Functions are modeled as a series of instructions that change register and memory state of the native processor. Due to this, all transalted functions accept a single argument, which is a pointer to a register context structure. The structure represents the complete processor state of the native CPU. During function entry, the context is spilled into local variables. The function then operates on these local variables. During function exit, the local variables are stored back into the register context.
Translation is by design simple and noisy, so a call from one transalted function to another will store local variables to context, only to spill them again upon entering the new function. It is the job of the LLVM optimizer to remove these redundant operations.
External functions, such as APIs and functions in other compilation units, are not translated. These do not take a register context, and instead are called with their actual arguments. The calling convention of external functions must be one that LLVM supports.

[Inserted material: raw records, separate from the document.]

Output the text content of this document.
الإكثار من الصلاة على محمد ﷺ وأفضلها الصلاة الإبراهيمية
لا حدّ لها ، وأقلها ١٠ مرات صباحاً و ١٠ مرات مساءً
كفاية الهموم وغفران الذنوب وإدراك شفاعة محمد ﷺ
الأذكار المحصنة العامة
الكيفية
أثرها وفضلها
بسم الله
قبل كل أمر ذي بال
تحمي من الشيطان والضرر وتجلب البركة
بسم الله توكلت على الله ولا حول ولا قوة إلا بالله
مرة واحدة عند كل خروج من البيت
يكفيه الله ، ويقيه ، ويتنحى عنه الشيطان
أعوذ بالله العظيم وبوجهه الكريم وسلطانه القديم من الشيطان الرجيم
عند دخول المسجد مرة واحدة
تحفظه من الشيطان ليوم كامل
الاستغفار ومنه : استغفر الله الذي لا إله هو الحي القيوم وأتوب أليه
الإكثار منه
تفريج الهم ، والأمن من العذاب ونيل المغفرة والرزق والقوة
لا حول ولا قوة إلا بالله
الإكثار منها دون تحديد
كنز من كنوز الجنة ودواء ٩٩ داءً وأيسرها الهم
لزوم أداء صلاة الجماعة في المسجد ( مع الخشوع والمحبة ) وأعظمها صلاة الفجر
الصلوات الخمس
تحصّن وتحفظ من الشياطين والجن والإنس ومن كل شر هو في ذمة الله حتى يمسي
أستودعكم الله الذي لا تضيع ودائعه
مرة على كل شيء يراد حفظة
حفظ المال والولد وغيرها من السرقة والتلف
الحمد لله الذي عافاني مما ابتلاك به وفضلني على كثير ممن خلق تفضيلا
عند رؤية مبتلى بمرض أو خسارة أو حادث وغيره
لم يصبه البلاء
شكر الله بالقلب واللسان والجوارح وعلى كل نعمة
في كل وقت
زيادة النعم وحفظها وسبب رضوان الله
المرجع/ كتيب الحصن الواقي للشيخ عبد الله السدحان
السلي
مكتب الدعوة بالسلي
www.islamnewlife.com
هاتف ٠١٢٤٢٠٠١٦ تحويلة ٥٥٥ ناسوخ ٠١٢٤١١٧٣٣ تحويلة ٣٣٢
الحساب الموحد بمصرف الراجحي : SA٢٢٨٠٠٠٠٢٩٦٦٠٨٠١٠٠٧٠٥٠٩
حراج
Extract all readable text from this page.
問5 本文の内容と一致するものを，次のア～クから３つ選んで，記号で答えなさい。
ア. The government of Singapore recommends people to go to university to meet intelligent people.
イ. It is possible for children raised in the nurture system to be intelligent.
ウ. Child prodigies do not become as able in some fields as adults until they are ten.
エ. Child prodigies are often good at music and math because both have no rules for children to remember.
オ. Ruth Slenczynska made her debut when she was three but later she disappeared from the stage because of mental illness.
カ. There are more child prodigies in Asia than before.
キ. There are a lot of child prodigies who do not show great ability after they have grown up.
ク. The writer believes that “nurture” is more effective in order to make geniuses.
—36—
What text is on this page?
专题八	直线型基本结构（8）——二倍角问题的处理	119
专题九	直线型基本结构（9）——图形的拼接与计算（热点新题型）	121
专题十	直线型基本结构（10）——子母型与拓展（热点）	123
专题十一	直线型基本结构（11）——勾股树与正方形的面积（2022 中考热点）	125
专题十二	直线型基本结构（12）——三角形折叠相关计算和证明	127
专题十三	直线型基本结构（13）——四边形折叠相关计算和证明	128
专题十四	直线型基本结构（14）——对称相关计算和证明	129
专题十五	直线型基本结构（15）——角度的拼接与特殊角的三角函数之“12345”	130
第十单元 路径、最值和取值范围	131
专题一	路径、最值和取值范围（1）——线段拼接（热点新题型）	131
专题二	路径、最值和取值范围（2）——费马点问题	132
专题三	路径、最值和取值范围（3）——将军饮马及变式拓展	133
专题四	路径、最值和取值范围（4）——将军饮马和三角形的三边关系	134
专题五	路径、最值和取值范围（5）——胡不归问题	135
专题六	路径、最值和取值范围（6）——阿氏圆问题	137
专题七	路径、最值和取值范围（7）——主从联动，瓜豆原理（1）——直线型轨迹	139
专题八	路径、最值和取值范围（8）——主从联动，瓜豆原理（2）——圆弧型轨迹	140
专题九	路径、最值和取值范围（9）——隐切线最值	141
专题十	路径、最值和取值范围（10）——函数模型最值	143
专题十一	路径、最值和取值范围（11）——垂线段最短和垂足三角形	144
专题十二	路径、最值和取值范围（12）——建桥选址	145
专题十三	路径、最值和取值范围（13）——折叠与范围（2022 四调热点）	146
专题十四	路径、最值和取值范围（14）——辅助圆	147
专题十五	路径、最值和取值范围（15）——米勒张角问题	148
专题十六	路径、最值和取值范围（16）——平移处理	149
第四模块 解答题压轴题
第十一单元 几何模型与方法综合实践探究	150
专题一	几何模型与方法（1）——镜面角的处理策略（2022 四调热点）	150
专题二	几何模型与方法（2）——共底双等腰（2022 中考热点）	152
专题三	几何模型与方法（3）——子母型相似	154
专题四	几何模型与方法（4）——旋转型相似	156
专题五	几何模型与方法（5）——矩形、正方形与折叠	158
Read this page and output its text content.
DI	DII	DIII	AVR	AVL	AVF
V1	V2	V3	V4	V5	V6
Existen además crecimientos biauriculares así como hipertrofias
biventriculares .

Currently, the translator only support the stdcall and cdecl calling conventions, but any LLVM supported calling convention can be added in the future.
Translated functions may be used as callbacks by external functions. An example of this is the Windows API call CreateThread
-- one of the arguments is a local function that will be the new thread routine. The translator will heuristically detect callbacks, and when found, create a new stub driver for each one. The driver is the inverse of an external call: it will take native CPU state, and use it to populate a register context. Then it will call the translated function with the register context. Upon function exit, the driver will spill the register context into native processor registers and return.
The translator currently assumes that pointers are 32-bits in width when placing references to code and data in a data section.
All functions referenced in the data section are assumed to be used as callbacks.
The bitcode output can be used as input to opt
for optimization and to llc
as input for object file generation. The demos in mc-sema/tests
show how to use bin_descend
, cfg_to_bc
, opt
and llc
to take a COFF object, translate it, and link it with existing code.
Prior to using any generated bitcode, it is recommended to run it through opt
with the -O3
optimization level.